“Hey! How are you doing?”
“Not good”
“It’s him isn’t it?”
“Yes😩”
“What’s wrong? What happened?”
“He hit me”
HE HIT ME…
Considering the number of times I have had such phone calls with women, I have come to realize there are certain traits and behaviors that all abusive partners portray. Abuse can be both physical and emotional. Emotional abuse is the hardest to recognize and unfortunately, most victims tend to only realize they are in abusive relationships when it becomes physical.
Most abusers are excellent manipulators who are exceptionally charming!
Here are some of the red flags to look out for:
Gaslighting
Gaslighting is a term obtained from a 1938 play titled “Gas Light”. It is when one distorts or denies how things are. It is often used by unfaithful partners. Victims of abuse seldom realize when the abuser is gaslighting them.
Examples of phrases that could be used by gaslighters are
“That was not me”
“You saw your things. That doesn’t exist”
“How can you even accuse me of that?! “
They make one feel like what they are saying is ridiculous and they instill self-doubt on their victims when in reality, the victim’s suspicions are true. They also tend to make a victim doubt their abilities. Gaslighting can turn the most confident, intelligent, and successful people into timid, self-conscious people who are fully dependent on their gaslighter.
Controlling partner
Abusive partners are usually controlling. They want to be in charge of every aspect of your life. They will want to know about your friends and colleagues. They want to know where you are and who are with whenever you’re not with them. An example is a partner who tracks your phone or car. Regarding your career, the more they are involved the better. They would want to either work with you or you don’t work at all. They will quickly offer to “assist” with your projects, as a way for them to know everything you are doing and get your contacts & passwords. If they get an opportunity, they will even take over your projects altogether.
If you and your abuser have a child/children together, they will often use that as a way to control you. They will accuse you of not wanting the best for your child if you threaten to leave them. & if you do leave, they will still use the child/children as a way to maintain control in your life.
You’re always scared of making them angry
Abusive partners make their victims always feel guilty. One becomes unable to voice their opinions or ask tough questions out of fear of their partner’s reactions. Victims will often ignore the abuser’s bad habits and convince themselves that it is nothing to worry about. An example is a partner always showing up late at home.
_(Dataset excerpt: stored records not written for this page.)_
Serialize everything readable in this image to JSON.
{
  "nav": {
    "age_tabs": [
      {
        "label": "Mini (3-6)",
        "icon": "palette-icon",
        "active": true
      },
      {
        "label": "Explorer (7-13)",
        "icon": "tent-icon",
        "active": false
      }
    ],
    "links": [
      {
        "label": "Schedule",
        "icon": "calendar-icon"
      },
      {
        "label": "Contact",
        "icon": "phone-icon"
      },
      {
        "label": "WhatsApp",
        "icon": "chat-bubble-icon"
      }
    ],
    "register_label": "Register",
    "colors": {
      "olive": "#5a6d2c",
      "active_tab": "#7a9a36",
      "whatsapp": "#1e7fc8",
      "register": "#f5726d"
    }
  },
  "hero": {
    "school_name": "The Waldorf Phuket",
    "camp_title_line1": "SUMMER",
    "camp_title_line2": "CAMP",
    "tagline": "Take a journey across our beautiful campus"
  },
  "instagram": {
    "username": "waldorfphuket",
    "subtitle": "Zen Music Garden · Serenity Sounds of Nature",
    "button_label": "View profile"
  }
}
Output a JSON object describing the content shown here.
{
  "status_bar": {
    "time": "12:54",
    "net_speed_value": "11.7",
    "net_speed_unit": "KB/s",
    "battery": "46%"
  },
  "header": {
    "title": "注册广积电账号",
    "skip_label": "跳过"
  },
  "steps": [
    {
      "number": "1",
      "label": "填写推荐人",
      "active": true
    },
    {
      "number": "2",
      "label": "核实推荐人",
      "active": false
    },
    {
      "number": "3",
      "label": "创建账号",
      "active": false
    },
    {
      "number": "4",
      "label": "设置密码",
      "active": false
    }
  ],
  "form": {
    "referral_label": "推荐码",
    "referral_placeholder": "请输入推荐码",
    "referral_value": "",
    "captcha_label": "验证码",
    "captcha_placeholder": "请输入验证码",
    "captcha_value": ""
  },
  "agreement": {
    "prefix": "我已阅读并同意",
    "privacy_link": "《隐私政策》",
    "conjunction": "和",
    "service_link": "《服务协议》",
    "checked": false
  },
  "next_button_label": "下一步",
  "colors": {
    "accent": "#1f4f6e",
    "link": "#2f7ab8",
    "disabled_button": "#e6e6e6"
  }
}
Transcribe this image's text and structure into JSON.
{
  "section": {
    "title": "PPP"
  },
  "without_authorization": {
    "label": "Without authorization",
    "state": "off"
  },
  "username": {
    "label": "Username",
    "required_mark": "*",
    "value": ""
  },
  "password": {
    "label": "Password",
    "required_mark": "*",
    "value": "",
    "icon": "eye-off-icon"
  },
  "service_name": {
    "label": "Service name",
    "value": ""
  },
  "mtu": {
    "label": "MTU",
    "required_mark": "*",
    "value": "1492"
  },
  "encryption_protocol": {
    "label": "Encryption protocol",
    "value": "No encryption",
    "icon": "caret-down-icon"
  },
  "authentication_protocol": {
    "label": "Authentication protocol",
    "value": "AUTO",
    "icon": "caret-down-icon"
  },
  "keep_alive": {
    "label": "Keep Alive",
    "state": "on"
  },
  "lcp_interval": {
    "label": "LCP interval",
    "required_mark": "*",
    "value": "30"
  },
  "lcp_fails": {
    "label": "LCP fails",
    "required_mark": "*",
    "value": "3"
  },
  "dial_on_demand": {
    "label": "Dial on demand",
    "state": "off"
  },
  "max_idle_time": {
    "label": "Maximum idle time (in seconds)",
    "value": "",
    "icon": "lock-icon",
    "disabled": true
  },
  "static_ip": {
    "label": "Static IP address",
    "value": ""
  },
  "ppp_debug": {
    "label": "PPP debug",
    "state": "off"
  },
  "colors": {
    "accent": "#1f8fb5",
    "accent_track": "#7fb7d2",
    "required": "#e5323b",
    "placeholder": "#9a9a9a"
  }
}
A partner might want to ask “Why have you been coming home late nowadays? ” But out of fear, they will not say anything and will just hope and pray that things will get better.
These victims always find themselves walking on eggshells and going out of their way to maintain peace in their relationship.
Verbal abuse
Abusers criticize their victims as a way to “reduce their victim’s power”. Confident people are hard to abuse, so they need to be “tamed down”. Abusers do this by making you doubt all that makes you feel confident: your appearance, your skills at work, or your social skills. They may say things like:
“You are not that ambitious”
“I don’t think you can handle that job”
“My friends don’t like you because.. .”
“I don’t like your hair”
Sometimes the criticism is brutal…
“You are useless”
“You are ugly and fat”
It is OK for a partner to tell you things they don’t like, but an abuser will do it frequently. They will be quick to criticize anything you do wrong, but rarely or never compliment you when you do things right.
Oh, you should also know that abusers tend to be allergic to apologies!
“Punishments”
Abusers use punishments to make you a little puppet. Do you see how you give a dog a treat when they do something good and deny them a treat when they do something bad? Well, abusers do the same though with much more focus on the latter.
Abusers will deny you affection, money, sex, and more when you do not act the way they want. An example is a lady who once told me that her baby’s father threatened not to financially support their child if the lady refused to be with him.
Nobody who loves you will make you suffer. If they love you, they will make sure you are happy, even when you disagree.
If you suspect you are in an abusive relationship, please seek help as soon as possible. Victims who wait too long to get help tend to either end up being assaulted or killed. Abusers have a dangerous hot and cold cycle. When they sense you are on to them, they become warm and charming. However, this doesn’t last long. They will go back to their abusive behavior. This is not an exaggeration, please be careful!